His account of the records — and description of his Oval Office meeting with Trump — marked a high point for the prosecution’s case.
Before he took the stand, the jury heard that Trump wanted to cover up a series of sex scandals and was intimately involved in all matters of money. Witnesses said that Trump had an imperative political need to eliminate any trace of the hush-money deal with Daniels — but they had no direct knowledge of whether Trump falsified records to do so.
Under New York law, prosecutors need only show that Trump “aided” a crime, or “caused” his company to file false records.
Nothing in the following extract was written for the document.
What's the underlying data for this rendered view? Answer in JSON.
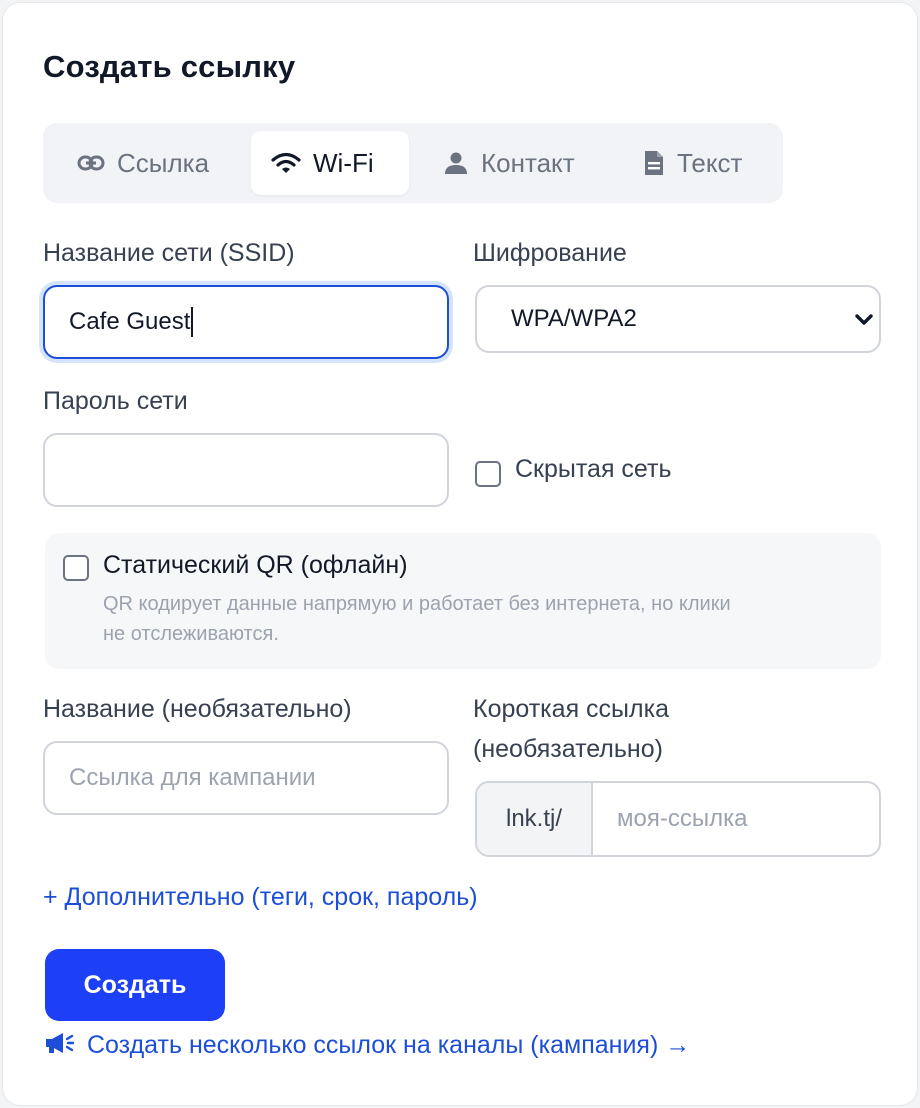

Armed with Cohen’s testimony, prosecutors can argue that Trump broke the law even if he merely knew about the records and did not stop the fakery.
Cohen, of course, does not make a perfect prosecution witness.
Over the decade he worked for Trump, he behaved like a bully and a harried errand boy, threatening Trump’s enemies and carrying out his every wish. Their roles were symbiotic, with Trump the mercurial boss and Cohen his ruthless enforcer.
But Trump’s lawyers argue that he caused more problems than he fixed, and that the jury cannot trust him. The have noted that Cohen is a convicted liar, though he argues he lied out of loyalty to Trump.
Under questioning from prosecutors, Cohen recounted his gradual falling out with Trump, tracing it to the spring of 2018, when federal authorities were bearing down on him.
Soon after the FBI searched Cohen’s home and office, he received a call from Trump, he recalled.
“He said to me, ‘Don’t worry. I’m the president of the United States. There’s nothing here. Everything’s going to be OK. Stay tough.’”
The call, Cohen explained, “reinforced my loyalty and my intention to stay in the fold.”
By summer 2018, he no longer was. “My family, my wife, my daughter, my son, all said to me, ‘Why are you holding on to this loyalty? What are you doing? We are supposed to be your first loyalty,’” he said.
When Cohen pleaded guilty that August to federal campaign finance violations over the hush-money deals, he pointed the finger at his former boss, saying he acted at his direction. Cohen, who also pleaded guilty to tax evasion and another personal financial crime unrelated to Trump, called it the “worst day of my life.”
He eventually served more than a year in prison, including a stint in solitary confinement.
But his testimony this week offered him a shot at public redemption, and perhaps, personal revenge.
“I regret doing things for him that I should not have, lying, bullying people in order to effectuate the goal,” Cohen said on the stand, adding that he “violated my moral compass and I suffered the penalty. That is my failure.”